The Kamsts moved from Toowoomba to Christmas Island at the beginning of October to spend twelve months ministering to asylum seekers living in detention centres.
Jack and Anne’s previous missionary work has taken them on short-term trips to both China and North Korea. But Jack says he has never witnessed anything like Christmas Island before.
“I have not witnessed such a desire to read God’s Word and be open to its teaching as I have seen here.”
This enthusiasm hasn’t been dampened by the recent news that most, if not all, families on the island will be staying indefinitely.
“This of course is difficult for the families in the centres, and involves around 400 children,” Jack said. “However, it does create opportunities for us to spend more time with the believers in the centres, and our aim is to set up a Bible correspondence course.”
The Kamsts have taken on a big job – there are five detention centres on Christmas Island, the largest of which houses over 1,000 people.
And while Jack and Anne’s work involves preaching and distributing Bibles, that’s not all they do.
“Many asylum seekers just need an ear so that they can share their stories and know that someone cares,” Jack said. “Many are traumatised.
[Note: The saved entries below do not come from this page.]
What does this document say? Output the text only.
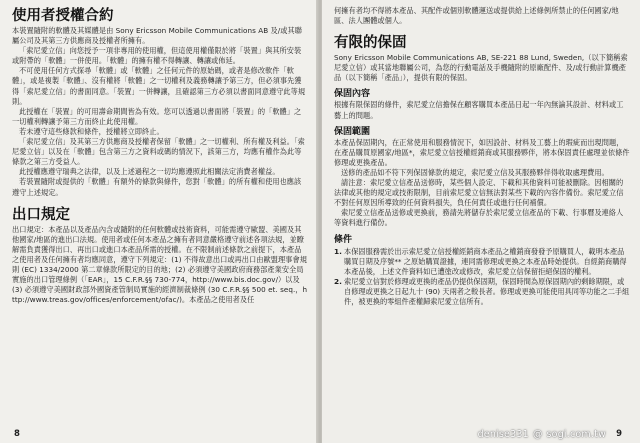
使用者授權合約

本裝置隨附的軟體及其媒體是由 Sony Ericsson Mobile Communications AB 及/或其聯屬公司及其第三方供應商及授權者所擁有。

「索尼愛立信」向您授予一項非專用的使用權，但這使用權僅限於將「裝置」與其所安裝或附帶的「軟體」一併使用。「軟體」的擁有權不得轉讓、轉讓或佈延。

不可使用任何方式探尋「軟體」或「軟體」之任何元件的原始碼，或者是修改軟件「軟體」，或是複製「軟體」、沒有權將「軟體」之一切權利及義務轉讓予第三方，但必須事先獲得「索尼愛立信」的書面同意。「裝置」一併轉讓，且確認第三方必須以書面同意遵守此等規則。

此授權在「裝置」的可用壽命期間皆為有效。您可以透過以書面將「裝置」的「軟體」之一切權利轉讓予第三方而終止此使用權。

若未遵守這些條款和條件，授權將立即終止。

「索尼愛立信」及其第三方供應商及授權者保留「軟體」之一切權利、所有權及利益。「索尼愛立信」以及在「軟體」包含第三方之資料或碼的情況下，該第三方，均應有權作為此等條款之第三方受益人。

此授權應遵守瑞典之法律，以及上述過程之一切均應遵照此相關法定消費者權益。

若裝置隨附或提供的「軟體」有額外的條款與條件，您對「軟體」的所有權和使用也應該遵守上述規定。

出口規定

出口規定：本產品以及產品內含或隨附的任何軟體或技術資料，可能需遵守歐盟、美國及其他國家/地區的進出口法規。使用者或任何本產品之擁有者同意嚴格遵守前述各項法規，並瞭解需負責獲得出口、再出口或進口本產品所需的授權。在不限制前述條款之前提下，本產品之使用者及任何擁有者均應同意，遵守下列規定：(1) 不得故意出口或再出口由歐盟理事會規則 (EC) 1334/2000 第二章條款所限定的目的地；(2) 必須遵守美國政府商務部產業安全局實施的出口管理條例（「EAR」，15 C.F.R.§§ 730-774，http://www.bis.doc.gov/）以及 (3) 必須遵守美國財政部外國資產管制局實施的經濟制裁條例 (30 C.F.R.§§ 500 et. seq.，http://www.treas.gov/offices/enforcement/ofac/)。本產品之使用者及任

8

何擁有者均不得將本產品、其配件或個別軟體運送或提供給上述條例所禁止的任何國家/地區、法人團體或個人。

有限的保固

Sony Ericsson Mobile Communications AB, SE-221 88 Lund, Sweden,（以下簡稱索尼愛立信）或其當地聯屬公司，為您的行動電話及手機隨附的原廠配件、及/或行動計算機產品（以下簡稱「產品」），提供有限的保固。

保固內容

根據有限保固的條件，索尼愛立信擔保在顧客購買本產品日起一年內無論其設計、材料或工藝上的問題。

保固範圍

本產品保固期內，在正常使用和服務情況下，如因設計、材料及工藝上的瑕疵而出現問題，在產品購買原國家/地區*，索尼愛立信授權經銷商或其服務夥伴，將本保固責任處理並依條件修理或更換產品。

送修的產品如不符下列保固條款的規定，索尼愛立信及其服務夥伴得收取處理費用。

請注意：索尼愛立信產品送修時，某些個人設定、下載和其他資料可能被刪除。因相關的法律或其他的規定或技術限制，目前索尼愛立信無法對某些下載的內容作備份。索尼愛立信不對任何原因所導致的任何資料損失，負任何責任或進行任何補償。

索尼愛立信產品送修或更換前，務請先將儲存於索尼愛立信產品的下載、行事曆及連絡人等資料進行備份。

條件
1. 本保固服務需於出示索尼愛立信授權經銷商本產品之權銷商發發予原購買人，載明本產品購買日期及序號** 之原始購買證據，連同需修理或更換之本產品時始提供。自經銷商購得本產品後，上述文件資料如已遭塗改或修改，索尼愛立信保留拒絕保固的權利。
2. 索尼愛立信對於修理或更換的產品仍提供保固期，保固時間為原保固期內的剩餘期限，或自修理或更換之日起九十 (90) 天兩者之較長者。修理或更換可能使用具同等功能之二手組件，被更換的零組件產權歸索尼愛立信所有。
9
denise331 @ sogi.com.tw
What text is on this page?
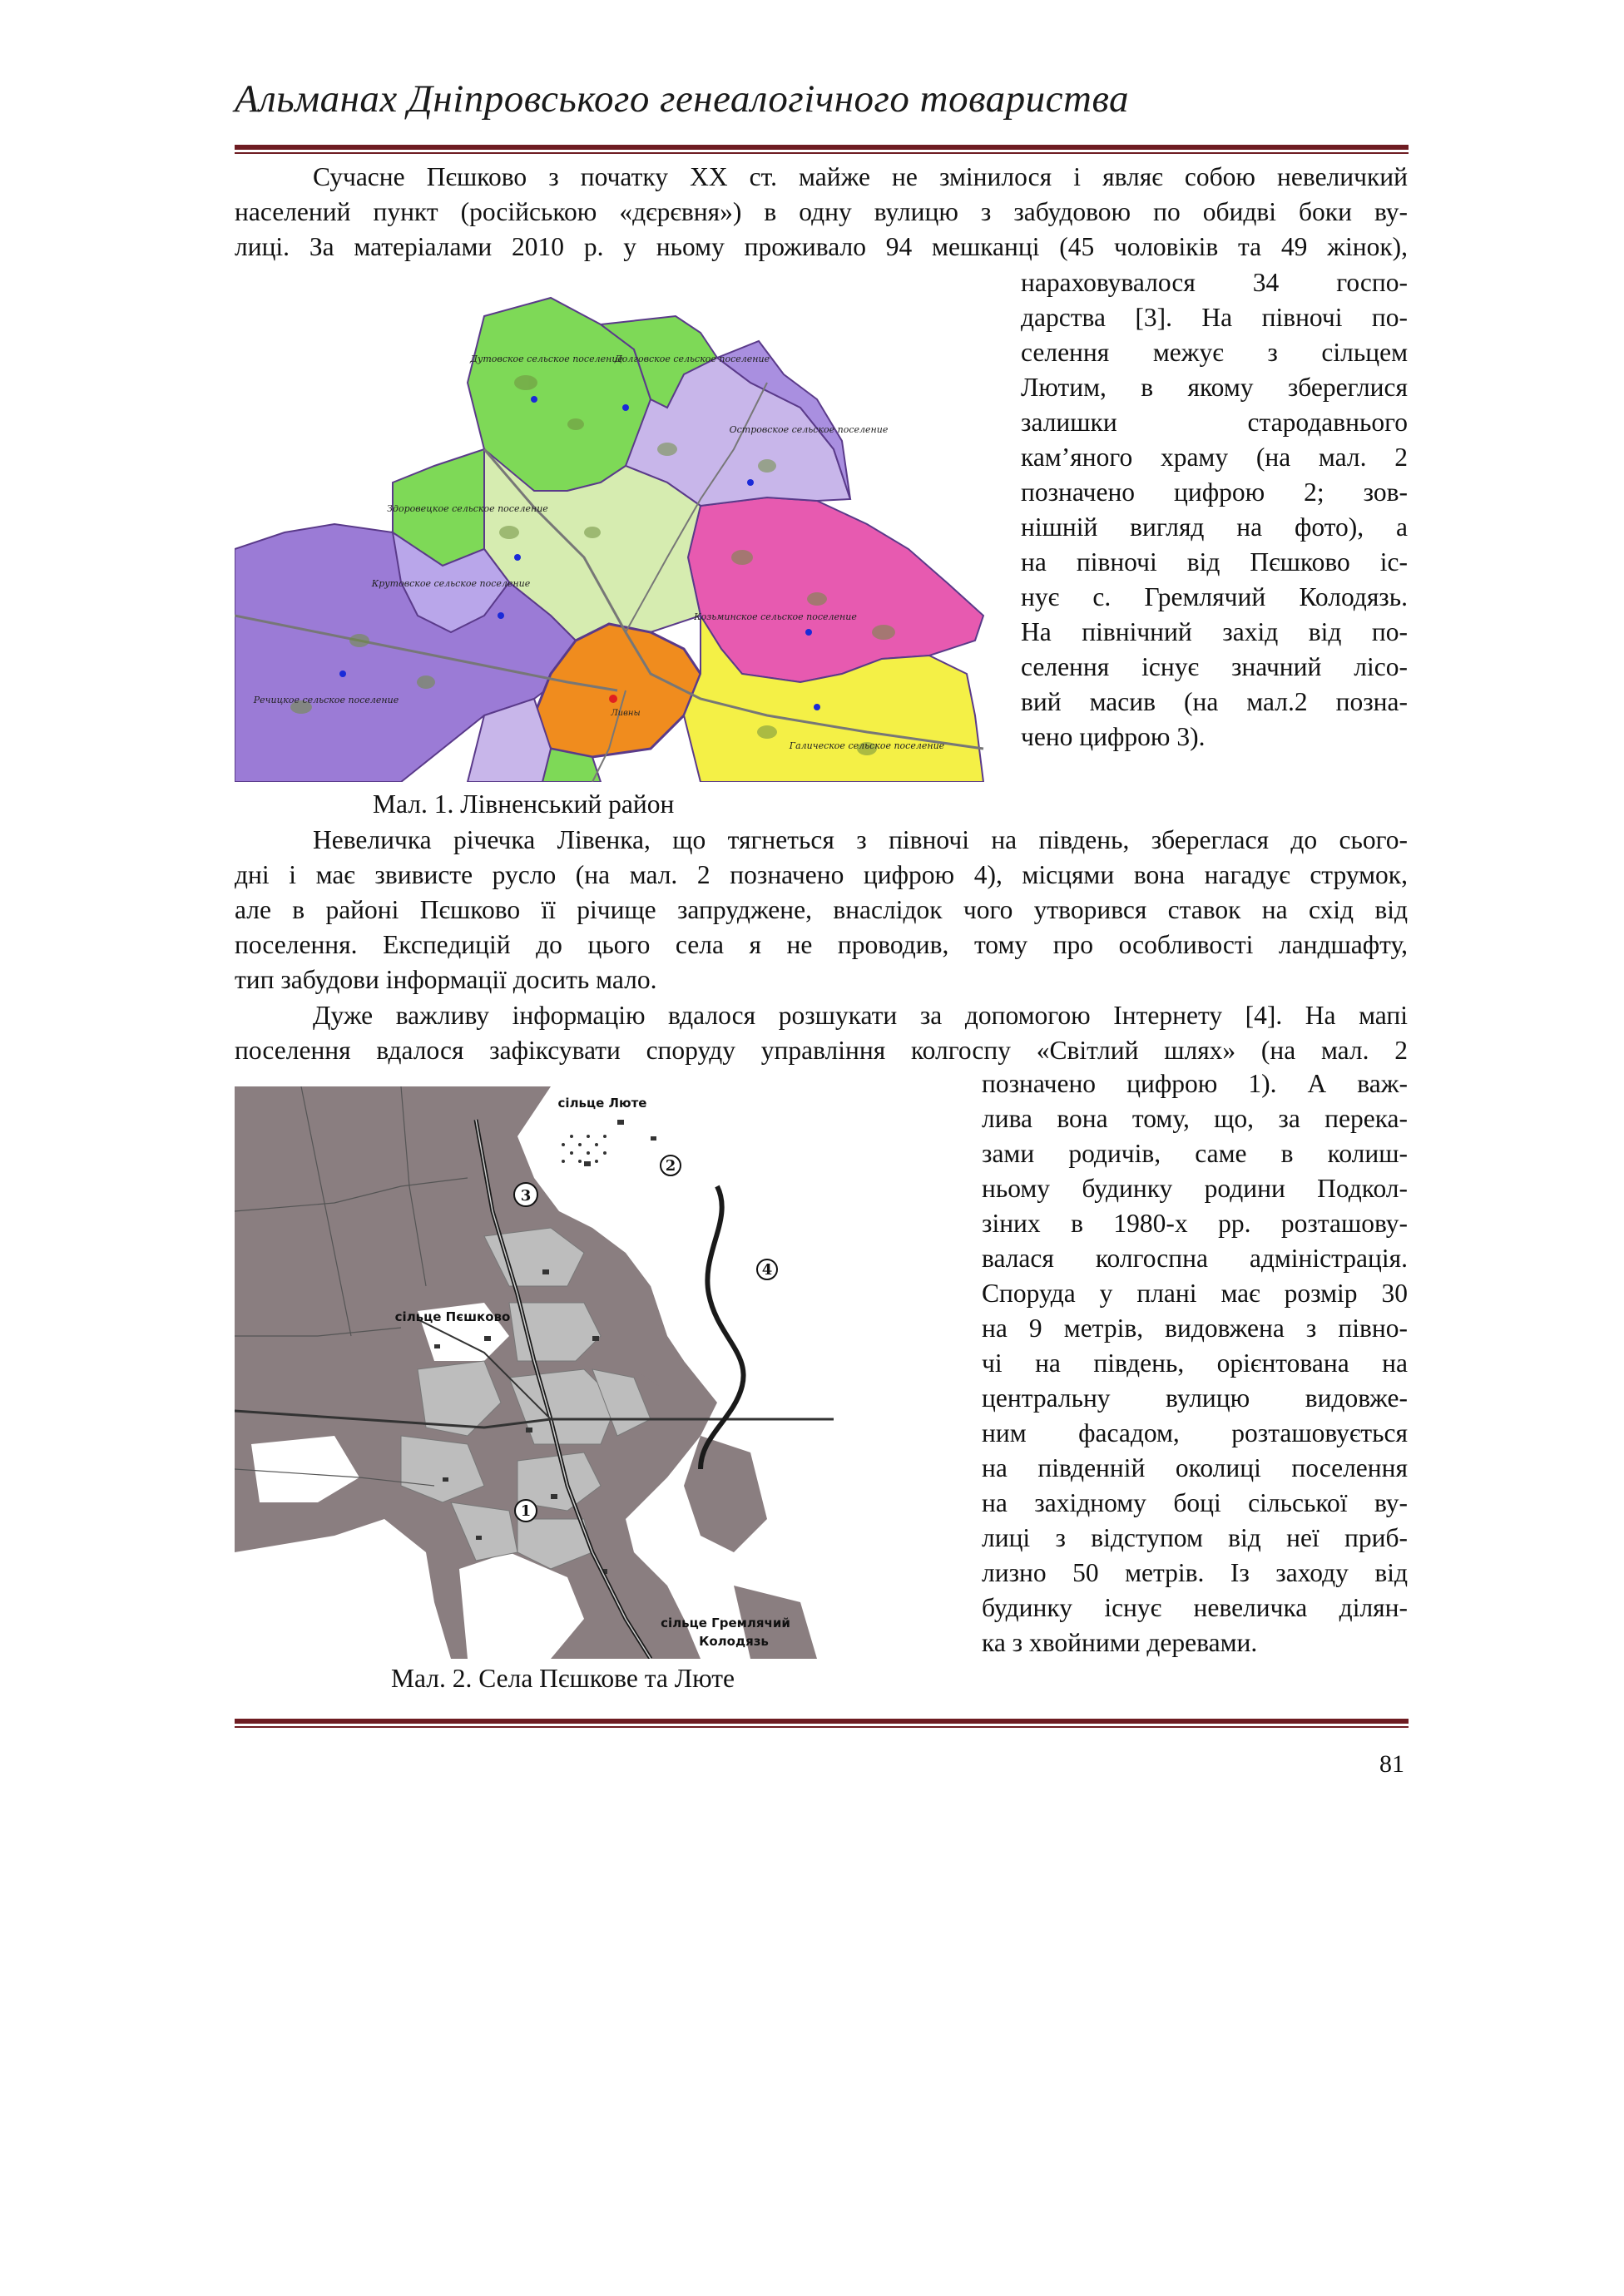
Альманах Дніпровського генеалогічного товариства
Сучасне Пєшково з початку XX ст. майже не змінилося і являє собою невеличкий
населений пункт (російською «дєрєвня») в одну вулицю з забудовою по обидві боки ву-
лиці. За матеріалами 2010 р. у ньому проживало 94 мешканці (45 чоловіків та 49 жінок),
Дутовское сельское поселение
Долговское сельское поселение
Островское сельское поселение
Здоровецкое сельское поселение
Крутовское сельское поселение
Козьминское сельское поселение
Речицкое сельское поселение
Галическое сельское поселение
Ливны
нараховувалося 34 госпо-
дарства [3]. На півночі по-
селення межує з сільцем
Лютим, в якому збереглися
залишки стародавнього
кам’яного храму (на мал. 2
позначено цифрою 2; зов-
нішній вигляд на фото), а
на півночі від Пєшково іс-
нує с. Гремлячий Колодязь.
На північний захід від по-
селення існує значний лісо-
вий масив (на мал.2 позна-
чено цифрою 3).
Мал. 1. Лівненський район
Невеличка річечка Лівенка, що тягнеться з півночі на південь, збереглася до сього-
дні і має звивисте русло (на мал. 2 позначено цифрою 4), місцями вона нагадує струмок,
але в районі Пєшково її річище запруджене, внаслідок чого утворився ставок на схід від
поселення. Експедицій до цього села я не проводив, тому про особливості ландшафту,
тип забудови інформації досить мало.
Дуже важливу інформацію вдалося розшукати за допомогою Інтернету [4]. На мапі
поселення вдалося зафіксувати споруду управління колгоспу «Світлий шлях» (на мал. 2
3
2
4
1
сільце Люте
сільце Пєшково
сільце Гремлячий
Колодязь
позначено цифрою 1). А важ-
лива вона тому, що, за перека-
зами родичів, саме в колиш-
ньому будинку родини Подкол-
зіних в 1980-х рр. розташову-
валася колгоспна адміністрація.
Споруда у плані має розмір 30
на 9 метрів, видовжена з півно-
чі на південь, орієнтована на
центральну вулицю видовже-
ним фасадом, розташовується
на південній околиці поселення
на західному боці сільської ву-
лиці з відступом від неї приб-
лизно 50 метрів. Із заходу від
будинку існує невеличка ділян-
ка з хвойними деревами.
Мал. 2. Села Пєшкове та Люте
81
Many are open to hear about the love of God.”
“The group administering the detention centres have been terrific to us, and we have pretty well free access into the centres,” Jack said.
While the Kamsts have “thoroughly enjoyed” their stay so far, they say there are still areas where people can assist them.
“Of course, since we are in such a spiritual battlefield, prayer is of utmost importance,” Jack said. “And we really do need more Bibles!”